Benoît Vermeulen : La route secondaire
Avec Au moment de sa disparition de Jean-Frédéric Messier, Benoît Vermeulen ramène en force le théâtre pour adolescents au Théâtre français du Centre national des Arts.
Lorsque Wajdi Mouawad a expliqué son choix de placer Benoît Vermeulen à la barre de la série Enfance/Jeunesse du Théâtre français du CNA, il a dit vouloir y loger un artiste avant tout, puis établir des ponts entre le théâtre jeunesse et pour adultes. Il allait donc de soi que la première saison reprenne sa mise en scène de la pièce Au moment de sa disparition, huitième production du Théâtre Le Clou, dont M. Vermeulen est également codirecteur.
Se consacrant au théâtre pour adolescents, le Théâtre Le Clou faisait appel au tournant de l’an 2000 à l’auteur Jean-Frédéric Messier qui, à la suite d’ateliers devant public, a écrit la pièce au même rythme que Benoît Vermeulen la montait sur scène. "J’ai toujours trouvé ses spectacles multidisciplinaires très éclatés, avec une facture et des thèmes pouvant rejoindre les adolescents", note M. Vermeulen au sujet de l’auteur, fondateur du Théâtre Momentum.
Comme embryon de la production récipiendaire de trois Masques, il y avait cette envie, partagée entre le dramaturge et le metteur en scène, de traiter des gens ayant des problèmes psychologiques. "On avait un ami maniacodépressif en commun qui nous apportait beaucoup, qui nous aidait à remettre en question une certaine conformité. On avait envie de montrer à quel point ces personnes peuvent nous faire prendre conscience de notre vision parfois réduite de la réalité", note-t-il.
Le personnage de JF (Michel Bérubé) a alors pris forme – celui de ce jeune homme perturbé qui part en cavale aux États-Unis avec son amie Soyal (Christine Beaulieu). Puis, un jour, dans le désert de l’Arizona, après sa rencontre avec la mythologie des Hopis, il disparaît. Une dizaine d’années plus tard, son jeune frère Dave (Christian Grenier) cherche à reconstituer les morceaux de puzzle de l’existence tourmentée de celui qui a grandi à ses côtés.
Si Benoît Vermeulen insiste sur le fait que la pièce s’adresse à un public de tous âges, il précise en quoi elle touche principalement le public adolescent. "La pièce est structurée comme un road movie théâtral, mais en réalité ça devient un voyage initiatique; la quête envers soi-même et la quête de sa place dans le monde. Ça passe par la fibre de cette problématique existentielle plutôt exacerbée à l’adolescence habituellement.
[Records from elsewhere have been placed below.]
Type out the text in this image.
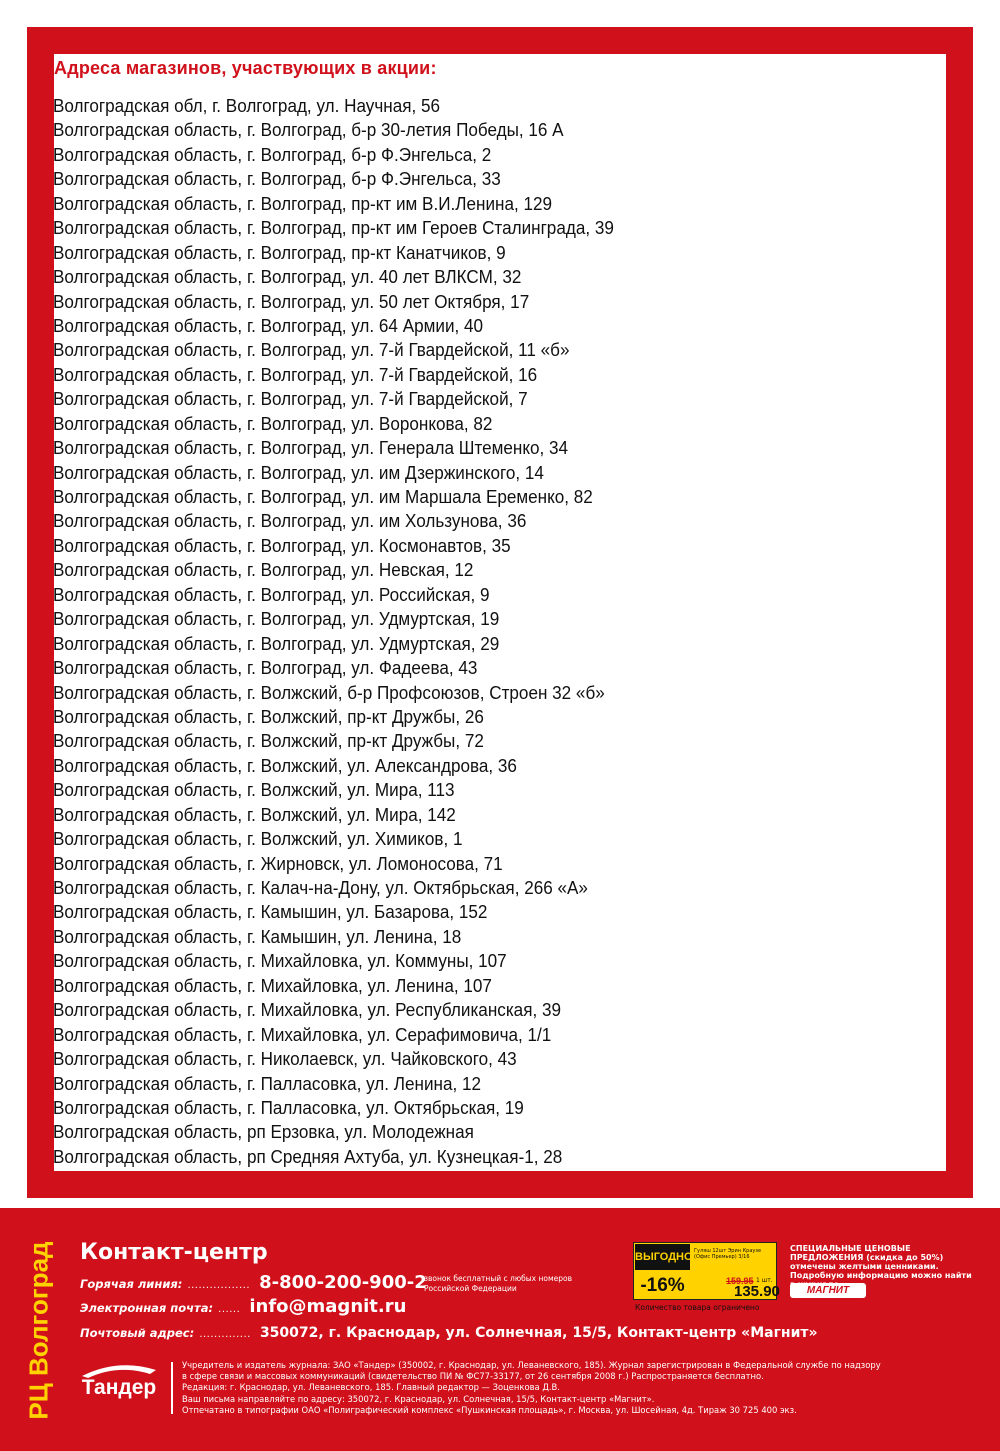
Адреса магазинов, участвующих в акции:
Волгоградская обл, г. Волгоград, ул. Научная, 56
Волгоградская область, г. Волгоград, б-р 30-летия Победы, 16 А
Волгоградская область, г. Волгоград, б-р Ф.Энгельса, 2
Волгоградская область, г. Волгоград, б-р Ф.Энгельса, 33
Волгоградская область, г. Волгоград, пр-кт им В.И.Ленина, 129
Волгоградская область, г. Волгоград, пр-кт им Героев Сталинграда, 39
Волгоградская область, г. Волгоград, пр-кт Канатчиков, 9
Волгоградская область, г. Волгоград, ул. 40 лет ВЛКСМ, 32
Волгоградская область, г. Волгоград, ул. 50 лет Октября, 17
Волгоградская область, г. Волгоград, ул. 64 Армии, 40
Волгоградская область, г. Волгоград, ул. 7-й Гвардейской, 11 «б»
Волгоградская область, г. Волгоград, ул. 7-й Гвардейской, 16
Волгоградская область, г. Волгоград, ул. 7-й Гвардейской, 7
Волгоградская область, г. Волгоград, ул. Воронкова, 82
Волгоградская область, г. Волгоград, ул. Генерала Штеменко, 34
Волгоградская область, г. Волгоград, ул. им Дзержинского, 14
Волгоградская область, г. Волгоград, ул. им Маршала Еременко, 82
Волгоградская область, г. Волгоград, ул. им Хользунова, 36
Волгоградская область, г. Волгоград, ул. Космонавтов, 35
Волгоградская область, г. Волгоград, ул. Невская, 12
Волгоградская область, г. Волгоград, ул. Российская, 9
Волгоградская область, г. Волгоград, ул. Удмуртская, 19
Волгоградская область, г. Волгоград, ул. Удмуртская, 29
Волгоградская область, г. Волгоград, ул. Фадеева, 43
Волгоградская область, г. Волжский, б-р Профсоюзов, Строен 32 «б»
Волгоградская область, г. Волжский, пр-кт Дружбы, 26
Волгоградская область, г. Волжский, пр-кт Дружбы, 72
Волгоградская область, г. Волжский, ул. Александрова, 36
Волгоградская область, г. Волжский, ул. Мира, 113
Волгоградская область, г. Волжский, ул. Мира, 142
Волгоградская область, г. Волжский, ул. Химиков, 1
Волгоградская область, г. Жирновск, ул. Ломоносова, 71
Волгоградская область, г. Калач-на-Дону, ул. Октябрьская, 266 «А»
Волгоградская область, г. Камышин, ул. Базарова, 152
Волгоградская область, г. Камышин, ул. Ленина, 18
Волгоградская область, г. Михайловка, ул. Коммуны, 107
Волгоградская область, г. Михайловка, ул. Ленина, 107
Волгоградская область, г. Михайловка, ул. Республиканская, 39
Волгоградская область, г. Михайловка, ул. Серафимовича, 1/1
Волгоградская область, г. Николаевск, ул. Чайковского, 43
Волгоградская область, г. Палласовка, ул. Ленина, 12
Волгоградская область, г. Палласовка, ул. Октябрьская, 19
Волгоградская область, рп Ерзовка, ул. Молодежная
Волгоградская область, рп Средняя Ахтуба, ул. Кузнецкая-1, 28
РЦ Волгоград Контакт-центр
Горячая линия: ................. 8-800-200-900-2
звонок бесплатный с любых номеров Российской Федерации
Электронная почта: ...... info@magnit.ru
Почтовый адрес: .............. 350072, г. Краснодар, ул. Солнечная, 15/5, Контакт-центр «Магнит»
ВЫГОДНО
-16%
Гуляш 12шт Эрин Краузе (Офис Премьер) 3/16
159.95 1 шт.
135.90
Количество товара ограничено
СПЕЦИАЛЬНЫЕ ЦЕНОВЫЕ ПРЕДЛОЖЕНИЯ (скидка до 50%) отмечены желтыми ценниками. Подробную информацию можно найти
МАГНИТ
Тандер
Учредитель и издатель журнала: ЗАО «Тандер» (350002, г. Краснодар, ул. Леваневского, 185). Журнал зарегистрирован в Федеральной службе по надзору
в сфере связи и массовых коммуникаций (свидетельство ПИ № ФС77-33177, от 26 сентября 2008 г.) Распространяется бесплатно.
Редакция: г. Краснодар, ул. Леваневского, 185. Главный редактор — Зоценкова Д.В.
Ваш письма направляйте по адресу: 350072, г. Краснодар, ул. Солнечная, 15/5, Контакт-центр «Магнит».
Отпечатано в типографии ОАО «Полиграфический комплекс «Пушкинская площадь», г. Москва, ул. Шосейная, 4д. Тираж 30 725 400 экз.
Sans compter qu’on y suit vraiment une histoire."
Dans son approche, qu’il qualifie d’"artisanale", le metteur en scène a fait usage de projection vidéo, de musique, mais aussi de maquettes filmées en direct puis projetées sur écran. "J’avais peur du côté esthétisant de la vidéo; c’est toujours dangereux que ça bouffe les acteurs. Il y a des clins d’oeil ludiques avec l’utilisation de petites autos, de petits bonhommes hauts de trois pouces. Ce côté simple, gauche même, ou "fait maison", donne l’impression que les acteurs sont en contrôle de la machinerie de la vidéo", note-t-il.
Toujours en émerveillement devant "la portée émotive du texte et la magie simple" du spectacle, Benoît Vermeulen se réjouit de son parcours – qui l’a mené aux quatre coins du Québec et de l’Europe ces sept dernières années. Le road movie théâtral vient de reprendre la route; il sera présenté d’abord à Ottawa, puis à Sudbury et à Saskatoon.